When ServiceNow bought DxContinuum and re-oriented the software from front-office to back-office processes, it turned out that the natural language analysis abilities were the perfect fit for things such as trouble tickets, says Chatterjee. "All the info for ServiceNow was text-based," he observes. "It's extremely critical, both the structured and the unstructured data."

A simple example of New York in action would be to let a new hire "see" where they are in the workflow of on-boarding. Chief strategist Wright likens that to how Uber's app shows a person a map with their approaching pickup. "If you could give people that choice, and real-time update, you could give them a better experience," he says. "Why can't I do that in every service?"

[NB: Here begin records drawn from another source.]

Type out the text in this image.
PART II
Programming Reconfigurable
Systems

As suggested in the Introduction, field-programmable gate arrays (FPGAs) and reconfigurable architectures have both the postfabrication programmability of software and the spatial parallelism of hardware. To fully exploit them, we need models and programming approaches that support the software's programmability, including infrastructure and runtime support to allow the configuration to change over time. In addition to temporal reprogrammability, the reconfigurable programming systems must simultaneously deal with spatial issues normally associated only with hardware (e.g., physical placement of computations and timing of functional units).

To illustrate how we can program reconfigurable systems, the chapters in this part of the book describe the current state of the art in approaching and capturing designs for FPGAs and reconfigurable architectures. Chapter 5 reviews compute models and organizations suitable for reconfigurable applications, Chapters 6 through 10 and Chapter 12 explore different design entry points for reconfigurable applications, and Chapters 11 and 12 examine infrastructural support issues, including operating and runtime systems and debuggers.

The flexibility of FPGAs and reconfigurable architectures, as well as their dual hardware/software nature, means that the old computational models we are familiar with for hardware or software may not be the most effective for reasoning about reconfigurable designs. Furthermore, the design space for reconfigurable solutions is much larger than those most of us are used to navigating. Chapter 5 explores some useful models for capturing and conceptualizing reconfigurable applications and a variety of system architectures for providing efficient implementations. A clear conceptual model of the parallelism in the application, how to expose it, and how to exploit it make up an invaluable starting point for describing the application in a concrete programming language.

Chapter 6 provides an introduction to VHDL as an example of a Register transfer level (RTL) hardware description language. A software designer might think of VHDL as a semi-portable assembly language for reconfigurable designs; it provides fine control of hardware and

There are startups, of course, that are using forms of machine learning to tackle similar problems. ZDNet wrote earlier this year about Moveworks, which is creating natural-language bots that work inside of Slack or other apps to handle customer trouble tickets. The approaches are similar, allows Chatterjee, as "computer science is not an exact science, and there are multiple ways to solve the same problem.

The difference is in the scale.

"Moveworks is doing well," says Chatterjee, but "they are focused on a niche area, whereas we have of course a much larger portfolio of applications." ServiceNow has a dozen different applications covering various areas of back-office processes, not just help desk.

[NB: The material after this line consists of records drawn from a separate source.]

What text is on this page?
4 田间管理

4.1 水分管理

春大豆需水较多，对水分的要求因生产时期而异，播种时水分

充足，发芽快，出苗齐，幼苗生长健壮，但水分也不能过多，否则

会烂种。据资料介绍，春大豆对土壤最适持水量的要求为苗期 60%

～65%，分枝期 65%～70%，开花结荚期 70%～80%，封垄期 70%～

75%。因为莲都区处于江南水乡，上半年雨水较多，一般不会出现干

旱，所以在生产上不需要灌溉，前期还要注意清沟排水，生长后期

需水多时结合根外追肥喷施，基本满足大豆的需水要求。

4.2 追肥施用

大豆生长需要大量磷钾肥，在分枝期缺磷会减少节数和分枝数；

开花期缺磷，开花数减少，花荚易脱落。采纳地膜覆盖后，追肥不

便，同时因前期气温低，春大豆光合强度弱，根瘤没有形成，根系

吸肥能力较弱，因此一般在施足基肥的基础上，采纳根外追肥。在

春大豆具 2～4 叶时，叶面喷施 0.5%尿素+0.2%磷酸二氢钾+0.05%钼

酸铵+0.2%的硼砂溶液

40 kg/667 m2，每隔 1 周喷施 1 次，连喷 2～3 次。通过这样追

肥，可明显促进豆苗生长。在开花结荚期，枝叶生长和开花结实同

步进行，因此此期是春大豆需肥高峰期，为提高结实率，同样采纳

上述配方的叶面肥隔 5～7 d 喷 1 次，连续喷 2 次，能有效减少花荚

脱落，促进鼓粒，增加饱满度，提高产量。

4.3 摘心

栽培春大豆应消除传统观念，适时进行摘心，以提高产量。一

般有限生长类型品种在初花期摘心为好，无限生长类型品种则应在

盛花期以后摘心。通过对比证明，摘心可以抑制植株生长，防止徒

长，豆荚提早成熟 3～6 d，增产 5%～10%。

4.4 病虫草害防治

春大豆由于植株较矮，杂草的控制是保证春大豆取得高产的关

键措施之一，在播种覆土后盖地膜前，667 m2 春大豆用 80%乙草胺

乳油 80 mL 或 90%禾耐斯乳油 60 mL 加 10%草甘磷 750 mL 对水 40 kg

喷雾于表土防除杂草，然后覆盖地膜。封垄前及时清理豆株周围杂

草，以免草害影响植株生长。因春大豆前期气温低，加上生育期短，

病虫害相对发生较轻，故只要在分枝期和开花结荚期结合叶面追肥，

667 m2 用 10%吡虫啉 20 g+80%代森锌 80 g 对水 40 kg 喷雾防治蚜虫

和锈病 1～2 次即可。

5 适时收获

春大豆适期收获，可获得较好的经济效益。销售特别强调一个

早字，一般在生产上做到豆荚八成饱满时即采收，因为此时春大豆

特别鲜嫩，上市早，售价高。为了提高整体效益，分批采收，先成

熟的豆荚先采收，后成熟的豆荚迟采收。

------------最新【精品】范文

As Wright explains, there are three "layers" within a back-office application stack. There are "systems of record," such as a CRM or HCM application. And there are systems of "engagement," such as Slack. And in the middle, ServiceNow aims to be the "system of action."

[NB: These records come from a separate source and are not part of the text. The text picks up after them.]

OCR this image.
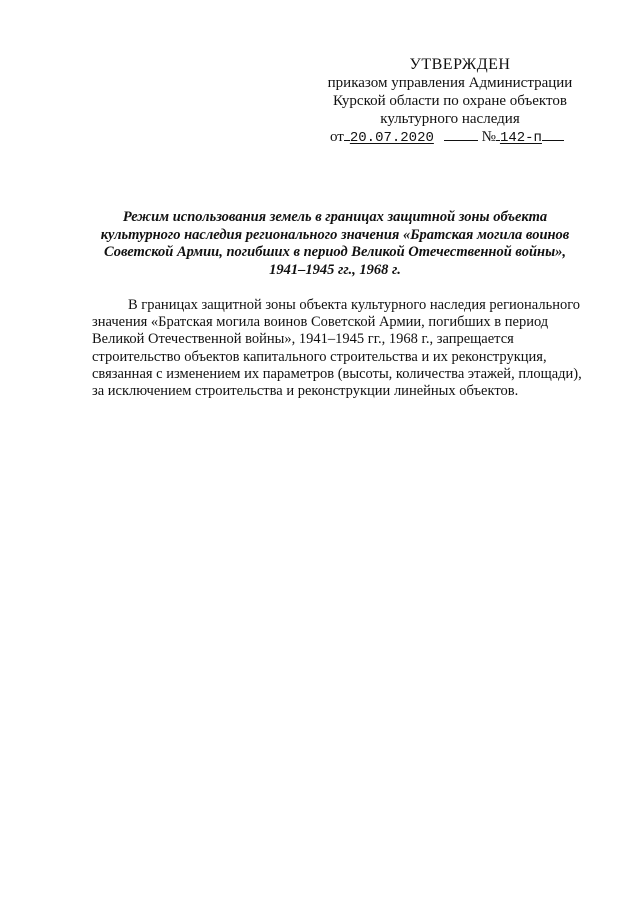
УТВЕРЖДЕН
приказом управления Администрации
Курской области по охране объектов
культурного наследия
от 20.07.2020	№ 142-п
Режим использования земель в границах защитной зоны объекта
культурного наследия регионального значения «Братская могила воинов
Советской Армии, погибших в период Великой Отечественной войны»,
1941–1945 гг., 1968 г.
В границах защитной зоны объекта культурного наследия регионального
значения «Братская могила воинов Советской Армии, погибших в период
Великой Отечественной войны», 1941–1945 гг., 1968 г., запрещается
строительство объектов капитального строительства и их реконструкция,
связанная с изменением их параметров (высоты, количества этажей, площади),
за исключением строительства и реконструкции линейных объектов.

"That's where no one really plays at the moment," says Wright. "Because of our strength in workflow, we can sit in the middle."

There are several initiatives Chatterjee foresees in the coming years for the software. He expects more ambitious forms of natural language processing can be included, perhaps "long-short-term-memory," or LSTM, machine learning models, perhaps things such as Google's wildly popular "Transformer" neural nets that use "attention" to process language. "We are looking at all the new developments, and some will be incorporated going forward," he says, "but we have to do a crawl-walk-run kind of development." Within natural language processing, "we are probably in the crawl to walk phase."

More important are the goals for how the software's capabilities will expand. By next year, or perhaps 2021, Chatterjee would like the Now Mobile apps not only to cluster similar incidents but to "recommend additional services," and perhaps forecast future needs. "we want to be able to assign work to skills" within the employee population, he says. "We want to move from the point of insights to actually getting to a resolution where we automate a lot of the next best action and make resolution more proactive." He also foresees an ability to generate natural language text, so that a helper agent can respond in full sentences automatically.

The high-order-bit, if you will, the guiding principle in using machine learning, remains whether it does stuff that is useful, says Chatterjee.

"At the end of day, we are providing value through applications, that's the groundbreaking stuff."